Charleen Fariselli, CPA
Radakovich, Shaw & Blythe LLP
San Luis Obispo, Calif.
NEW LEASE ON LIFE
In the spring of 1986, while driving to my CPA Exam site, a tractor-trailer truck almost ran me off the road. As the truck passed, I noticed the trailer was owned by a leasing company. Strangely, the only thought that immediately passed through my mind was: "Is that a capital lease or an operating lease?"
James Boakes, CPA/CITP
I first sat for the CPA Examination in Nebraska on May 8, 1987. While I was taking the four-part examination, a proctor walked past my seat and placed a folded piece of paper on the desk. I ignored the paper because I thought it could be a test to see if I was cheating. The proctor walked back past my desk and tapped the piece of paper with intensity. I picked it up, and the proctor nodded in approval. The paper read, "Angie is in labor at Methodist Hospital."

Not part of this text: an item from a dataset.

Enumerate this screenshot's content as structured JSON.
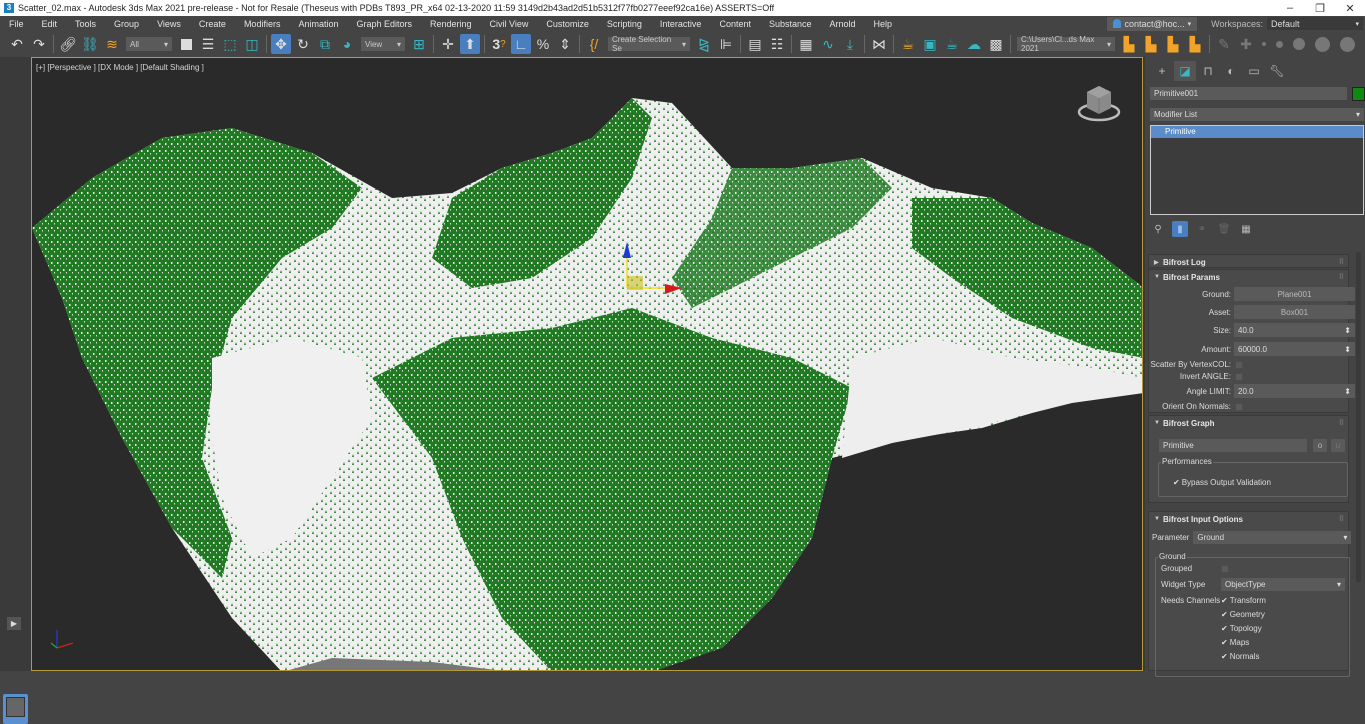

Needless to say, my heart began to race as I was just informed that my wife was giving birth to our first child. When my hand stopped shaking, I briefly answered the two remaining essay questions while trying to get all the "gimme" points. I then drove approximately 60 miles to the hospital and met my wife. She asked how the exam was going and if I thought I was doing well. I stated that I was certain I had passed some parts. She said, "But if you don't go back for the afternoon, that doesn't count." I told her she was correct. At that point, she said the contractions were not very close together, and it could be hours before she delivered. She instructed me to return to the exam and take the afternoon session that began at 1 p.m.
Being a good husband, I did as instructed and returned for the afternoon session. Under the testing guidelines, I had to spend one hour in the testing location. I spent one hour and 10 minutes, answered all 60 of the multiple-choice questions and all of the essay questions. I then sped back to the hospital to discover my daughter had been born at 1:15 p.m. The only good thing that came out of my return to the exam site was learning from my scores that I had conditioned. (Editor's note: "Conditioned" meant that he had passed two parts of the exam and 50% of the other two parts and therefore only had to retake the parts he did not pass.)
Kurt W. Meisinger, CPA/ABV
Frankel Zacharia LLC
AS GOOD AN ANSWER AS ANY ...
In May 1974, while teaching at the University of Texas, I was offered the opportunity to work as a member of the CPA Exam grading team during May and June. I was assigned to help grade one essay question. As I was sitting in the grading room, one examiner spoke up and said a candidate answered his question with this phrase: "Mary had a little lamb." Everyone laughed, and a little later another grader spoke up and said that a candidate answered his question with the phrase "whose fleece was white as snow." Then another examiner spoke up and reported a candidate had written, "You have blown my mind. I give up."
Joseph D. Brophy, CPA/ABV
THAT DIDN'T TAKE LONG
I remember staying up most of the night before the CPA Exam, which was conducted in a large, open room, with candidates anxiously waiting for the proctor to signal that we could pick up our pencils and open the exam booklet. Seated across from me was a young woman who looked as confident as any candidate could appear under the circumstances. At the appropriate time, the proctor signaled we could now open the exam booklet and begin the exam. Less than five minutes into the exam, the woman across from me stood up, put on her coat, and announced, "I guess I had better look for a different job." She left and never returned.
Phil Straley, CPA/PFS
Straley Lamp & Kraenzlein PC
OFF TO A COLD START
Back in 1996, the CPA Exam was a two-day examination. It was on paper, and applicants had to take all four parts at once. It was given twice a year at select locations.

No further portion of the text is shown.